This week’s lessons taught me about the importance of storytelling and how multimedia tools can be used to create interactive and impactful stories. Below I have linked the interactive story that I have created using Twine. My “story” is more or less a guided series of decisions that is a sample of decisions that lead to a promising hockey player’s journey towards the NHL.

The first multimedia principle that directly relates to my interactive Twine story is the “Coherence principle”. My story is an easy-to-follow set of questions that asks the reader / participant to choose their own “path” towards the NHL while excluding extraneous material that would distract them from thinking about what they want to choose. A second multimedia principle that relates to my interactive Twine story is the “Signaling principle”. I made sure to briefly recap the selection that has been made at each point in the story while adding cues that highlight the key information of the story that will contribute to how the story ends.
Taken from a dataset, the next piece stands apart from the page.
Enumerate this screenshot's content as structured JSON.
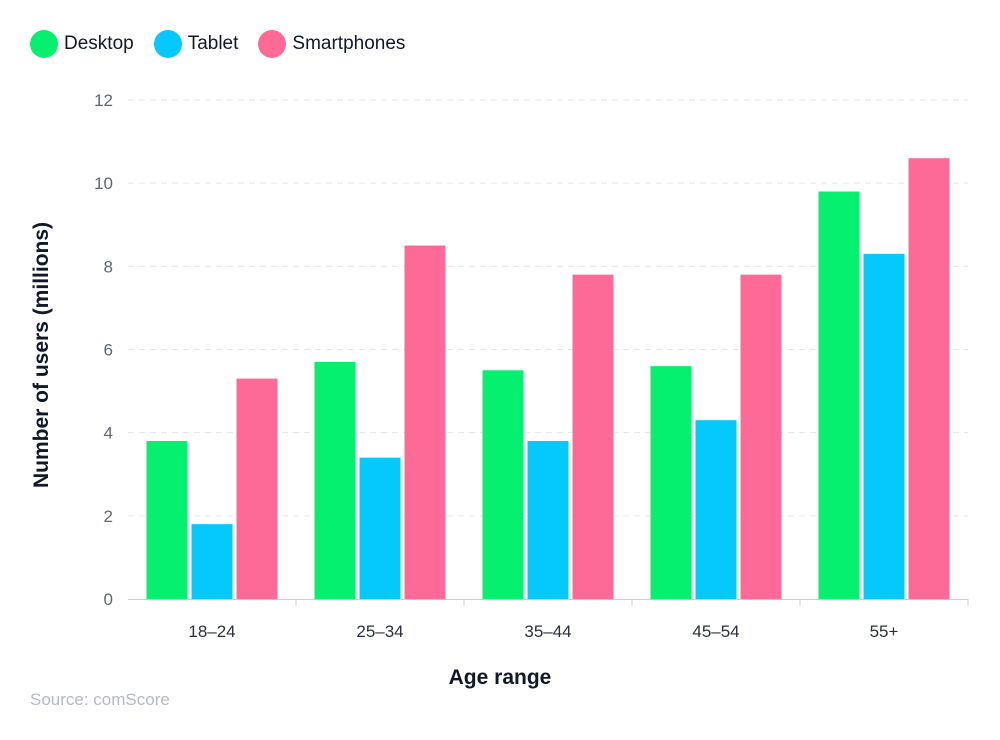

This makes my interactive story easier to follow along with, and if I were to expand the story in the future to add even more decisions it would allow for the reader / participant to keep track of how they are progressing throughout.

Finally, one way that I could use my Twine story for an educational or instructional purpose would be to take this story and use it as part of a lesson for young hockey players who aspire to one day play in the NHL. Obviously, my story is not realistic, but it would be an interactive tool that would make these young players think about their own decisions as they work their way through their hockey lives.